In the discussion streams on mREITs over the various articles I have read and written, the single largest concern that readers/investors have is dividend cuts as the yields are one of the motivating factors for investment in the sector. The two Harbors (TWO) dividend cut announced on Wednesday, September 11th will, no doubt, only serve to heighten this concern.
There is, however, another way to invest in the sector which creates a fixed stream of dividends: preferred stock.
Preferred stock is a level up the capital structure from common equity and, in most instances, has a fixed dividend rate. This dividend rate cannot be changed and is not subject to the volatility of the net interest spread or changes in the market value of the portfolio. As well, the preferred stock is paid before the common, so if there is a reduction in income, the preferred stock is paid and the common stock is forced to adjust its dividend to market conditions.
However, there is no such thing as a free lunch. An investment in the preferred stock of mortgage REITs will typically have a lower yield than the common equity. The reasoning is straightforward: a preferred stock investor is not an owner of the company and does not have the exposure to changing dividend rates. In other words, investors take a reduced yield as it is a known dividend. If the mortgage REIT falls on hard times, the dividend can also be deferred, although they are cumulative. If the preferred dividend is deferred, the common dividend is cut altogether. As well, preferred stock can be redeemed, typically at the worst time for investors, at the issue price after a fixed date (the optional redemption date). Redemption is a risk for investors as they may find their attractive preferred redeemed and have to reinvest those proceeds into lower yielding investments.
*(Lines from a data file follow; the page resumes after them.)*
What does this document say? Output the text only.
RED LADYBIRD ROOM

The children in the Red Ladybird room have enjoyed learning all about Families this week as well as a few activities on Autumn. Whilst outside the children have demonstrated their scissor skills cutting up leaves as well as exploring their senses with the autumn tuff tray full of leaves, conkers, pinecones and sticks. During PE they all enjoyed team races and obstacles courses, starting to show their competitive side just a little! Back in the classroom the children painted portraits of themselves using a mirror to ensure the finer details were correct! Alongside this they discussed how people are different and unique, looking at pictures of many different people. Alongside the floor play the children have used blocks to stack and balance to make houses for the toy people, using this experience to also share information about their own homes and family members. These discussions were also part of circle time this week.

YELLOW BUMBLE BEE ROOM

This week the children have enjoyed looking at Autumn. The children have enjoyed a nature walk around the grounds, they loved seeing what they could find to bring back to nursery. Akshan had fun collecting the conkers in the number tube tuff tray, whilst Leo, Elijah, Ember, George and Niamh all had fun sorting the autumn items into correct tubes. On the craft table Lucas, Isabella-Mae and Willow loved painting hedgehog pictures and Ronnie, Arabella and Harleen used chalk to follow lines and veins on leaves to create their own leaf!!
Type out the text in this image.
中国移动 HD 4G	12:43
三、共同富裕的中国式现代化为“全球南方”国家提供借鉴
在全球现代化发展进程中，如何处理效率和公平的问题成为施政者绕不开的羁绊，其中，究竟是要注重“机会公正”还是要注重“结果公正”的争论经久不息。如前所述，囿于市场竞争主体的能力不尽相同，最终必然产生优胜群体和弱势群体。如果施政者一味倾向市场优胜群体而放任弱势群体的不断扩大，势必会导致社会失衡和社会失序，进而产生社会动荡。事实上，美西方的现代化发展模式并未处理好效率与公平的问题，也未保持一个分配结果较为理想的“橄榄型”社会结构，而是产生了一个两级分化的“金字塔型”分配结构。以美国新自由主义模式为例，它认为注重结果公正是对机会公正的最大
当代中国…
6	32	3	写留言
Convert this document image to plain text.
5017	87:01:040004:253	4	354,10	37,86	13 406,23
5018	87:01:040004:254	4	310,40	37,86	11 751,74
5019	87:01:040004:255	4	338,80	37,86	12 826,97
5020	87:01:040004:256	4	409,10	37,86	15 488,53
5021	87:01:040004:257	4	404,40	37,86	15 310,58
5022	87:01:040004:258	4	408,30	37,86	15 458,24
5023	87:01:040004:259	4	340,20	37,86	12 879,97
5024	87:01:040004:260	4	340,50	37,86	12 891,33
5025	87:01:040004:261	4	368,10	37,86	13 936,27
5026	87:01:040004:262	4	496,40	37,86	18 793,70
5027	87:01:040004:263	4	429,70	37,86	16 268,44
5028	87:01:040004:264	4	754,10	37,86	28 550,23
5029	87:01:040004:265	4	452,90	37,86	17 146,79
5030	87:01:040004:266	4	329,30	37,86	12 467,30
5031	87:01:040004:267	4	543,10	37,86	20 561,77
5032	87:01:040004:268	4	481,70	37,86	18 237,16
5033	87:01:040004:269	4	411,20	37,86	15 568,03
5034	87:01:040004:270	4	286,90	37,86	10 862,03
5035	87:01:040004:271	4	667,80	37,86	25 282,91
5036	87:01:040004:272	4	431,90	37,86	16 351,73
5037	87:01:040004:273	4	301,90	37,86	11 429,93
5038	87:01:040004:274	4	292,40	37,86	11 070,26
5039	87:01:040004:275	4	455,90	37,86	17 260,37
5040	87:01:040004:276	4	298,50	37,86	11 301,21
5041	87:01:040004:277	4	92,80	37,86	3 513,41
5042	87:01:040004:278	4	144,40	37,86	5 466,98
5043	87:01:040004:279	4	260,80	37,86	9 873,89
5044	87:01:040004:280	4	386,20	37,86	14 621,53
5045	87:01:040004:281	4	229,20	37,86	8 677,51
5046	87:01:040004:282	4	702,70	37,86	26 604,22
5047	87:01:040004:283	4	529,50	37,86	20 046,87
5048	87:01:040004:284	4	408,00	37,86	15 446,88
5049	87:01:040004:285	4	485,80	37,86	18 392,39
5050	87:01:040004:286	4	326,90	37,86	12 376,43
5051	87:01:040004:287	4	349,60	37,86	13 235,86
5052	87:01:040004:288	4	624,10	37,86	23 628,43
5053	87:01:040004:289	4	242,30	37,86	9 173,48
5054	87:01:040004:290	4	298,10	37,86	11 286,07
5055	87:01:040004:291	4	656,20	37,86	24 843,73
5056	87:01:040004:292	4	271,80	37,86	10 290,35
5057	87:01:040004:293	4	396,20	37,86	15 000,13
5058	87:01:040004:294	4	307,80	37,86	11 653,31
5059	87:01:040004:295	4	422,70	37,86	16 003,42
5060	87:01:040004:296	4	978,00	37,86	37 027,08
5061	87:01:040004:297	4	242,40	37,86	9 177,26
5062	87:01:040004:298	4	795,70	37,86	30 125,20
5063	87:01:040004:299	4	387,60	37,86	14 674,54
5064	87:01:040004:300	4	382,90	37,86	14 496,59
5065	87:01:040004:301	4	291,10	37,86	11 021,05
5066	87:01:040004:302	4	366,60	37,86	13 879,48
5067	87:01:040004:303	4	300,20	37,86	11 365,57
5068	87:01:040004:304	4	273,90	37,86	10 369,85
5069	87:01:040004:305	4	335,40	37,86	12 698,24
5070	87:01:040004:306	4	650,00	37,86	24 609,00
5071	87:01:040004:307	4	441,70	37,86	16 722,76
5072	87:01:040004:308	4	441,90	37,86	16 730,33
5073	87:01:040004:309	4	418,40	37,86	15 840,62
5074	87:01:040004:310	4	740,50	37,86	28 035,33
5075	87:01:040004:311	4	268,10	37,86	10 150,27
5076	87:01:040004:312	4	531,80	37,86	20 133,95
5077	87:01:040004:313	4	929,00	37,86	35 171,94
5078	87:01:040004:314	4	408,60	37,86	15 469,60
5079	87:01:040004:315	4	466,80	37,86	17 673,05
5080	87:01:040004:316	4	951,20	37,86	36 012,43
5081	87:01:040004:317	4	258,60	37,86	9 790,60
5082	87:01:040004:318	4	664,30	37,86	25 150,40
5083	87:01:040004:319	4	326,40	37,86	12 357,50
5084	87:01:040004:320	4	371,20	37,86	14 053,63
Using the largest mortgage REIT, Annaly Capital Management (NLY), as an example: the common stock currently yields 12.4%, while their series C preferred stock yields 7.48% - the difference of nearly 5% is the "cost" of stability. As well, on or after May 16, 2017, the REIT can redeem the issue at $25 a share - which affects realized yield if the issue is purchased above $25.
There are many popular mortgage REITs that have issued preferred stock (many this year due to low rates and demand for stable income products. Below is a table which contains many of the outstanding mortgage REIT preferreds and their details. Included in this table are: American Capital Agency (AGNC), Annaly Capital, Armour Residential (ARR), Colony Financial (CLNY), Dynex Capital (DX), MFA Financial (MFA), NewCastle Investment (NCT), and NorthStar Finance (NRF).
Bottom Line: Investors who want higher yields but are wary of potential dividend cuts of the mortgage REITs should consider the preferred stock of mREITs. While the yield is not as high as the common equity yields, the preferred stocks cannot cut the dividend, creating a more stable yield alternative.
Additional disclosure: This article is for informational purposes only, it is not a recommendation to buy or sell any security and is strictly the opinion of Rubicon Associates LLC. Every investor is strongly encouraged to do their own research prior to investing.